Il legame di Agrius con il Ministero dell’Intelligence e della Sicurezza dell’Iran
Microsoft ha attribuito Agrius al Ministero dell’Intelligence e della Sicurezza (MOIS) dell’Iran, che opera anche MuddyWater. È noto per essere attivo almeno dal dicembre 2020. A dicembre 2022, al gruppo di hacker è stato attribuito un insieme di tentativi di intrusioni disruptive dirette contro le industrie dei diamanti in Sud Africa, Israele e Hong Kong. Questi attacchi hanno coinvolto l’uso di un wiper basato su .NET trasformato in ransomware chiamato Apostle e il suo successore conosciuto come Fantasy. A differenza di Apostle, Moneybird è programmato in C++.
Moneybird ransomware: un nuovo livello di minaccia
“L’uso di un nuovo ransomware, scritto in C++, è degno di nota, poiché dimostra le crescenti capacità del gruppo e il continuo sforzo nello sviluppo di nuovi strumenti,” affermano i ricercatori di Check Point Marc Salinas Fernandez e Jiri Vinopal.
La sequenza di infezione inizia con l’exploit di vulnerabilità all’interno di server web esposti su internet, che portano al deployment di una web shell conosciuta come ASPXSpy.
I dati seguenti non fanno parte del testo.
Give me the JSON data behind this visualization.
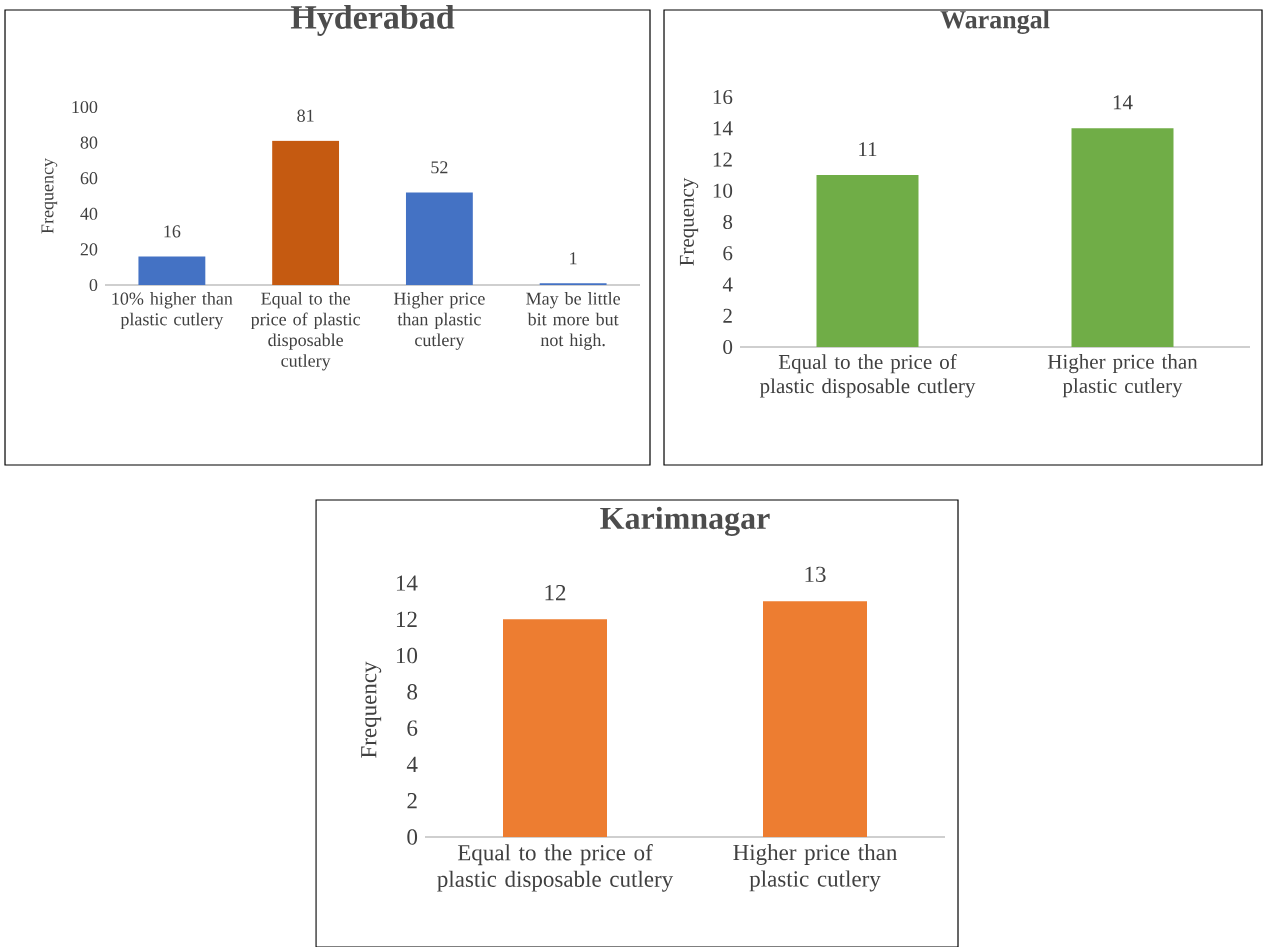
{
  "chart_data": [
    {
      "type": "bar",
      "title": "Hyderabad",
      "ylabel": "Frequency",
      "categories": [
        "10% higher than plastic cutlery",
        "Equal to the price of plastic disposable cutlery",
        "Higher price than plastic cutlery",
        "May be little bit more but not high."
      ],
      "values": [
        16,
        81,
        52,
        1
      ],
      "colors": [
        "#4472c4",
        "#c55a11",
        "#4472c4",
        "#4472c4"
      ],
      "ylim": [
        0,
        100
      ],
      "yticks": [
        0,
        20,
        40,
        60,
        80,
        100
      ],
      "data_labels": true
    },
    {
      "type": "bar",
      "title": "Warangal",
      "ylabel": "Frequency",
      "categories": [
        "Equal to the price of plastic disposable cutlery",
        "Higher price than plastic cutlery"
      ],
      "values": [
        11,
        14
      ],
      "colors": [
        "#70ad47",
        "#70ad47"
      ],
      "ylim": [
        0,
        16
      ],
      "yticks": [
        0,
        2,
        4,
        6,
        8,
        10,
        12,
        14,
        16
      ],
      "data_labels": true
    },
    {
      "type": "bar",
      "title": "Karimnagar",
      "ylabel": "Frequency",
      "categories": [
        "Equal to the price of plastic disposable cutlery",
        "Higher price than plastic cutlery"
      ],
      "values": [
        12,
        13
      ],
      "colors": [
        "#ed7d31",
        "#ed7d31"
      ],
      "ylim": [
        0,
        14
      ],
      "yticks": [
        0,
        2,
        4,
        6,
        8,
        10,
        12,
        14
      ],
      "data_labels": true
    }
  ]
}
In seguito, la web shell viene utilizzata come condotto per consegnare strumenti noti al pubblico al fine di eseguire il riconoscimento dell’ambiente della vittima, muoversi lateralmente, raccogliere credenziali ed esfiltrare dati.
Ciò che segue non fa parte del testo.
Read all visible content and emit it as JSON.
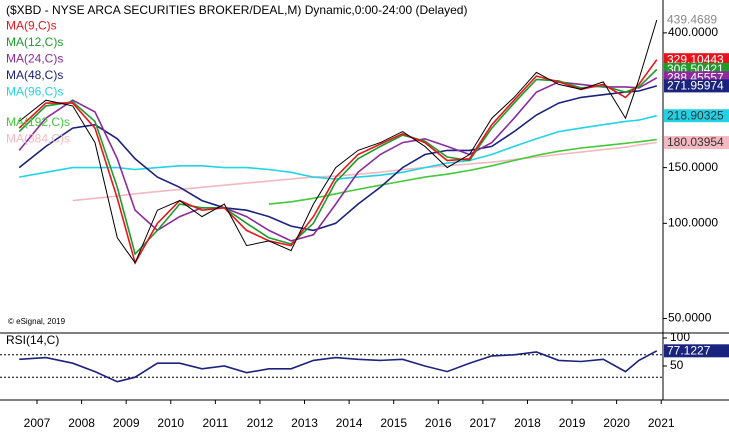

Inoltre, sul host compromesso viene eseguito il ransomware Moneybird, progettato per criptare i file sensibili nella cartella “F:\User Shares” e lasciare un messaggio di riscatto che invita l’azienda a contattarli entro 24 ore o rischia di vedere le loro informazioni rubate diffuse.
“Nonostante queste nuove ‘coperture’, il gruppo continua a seguire il suo solito comportamento e utilizza strumenti e tecniche simili a prima,” hanno affermato i ricercatori.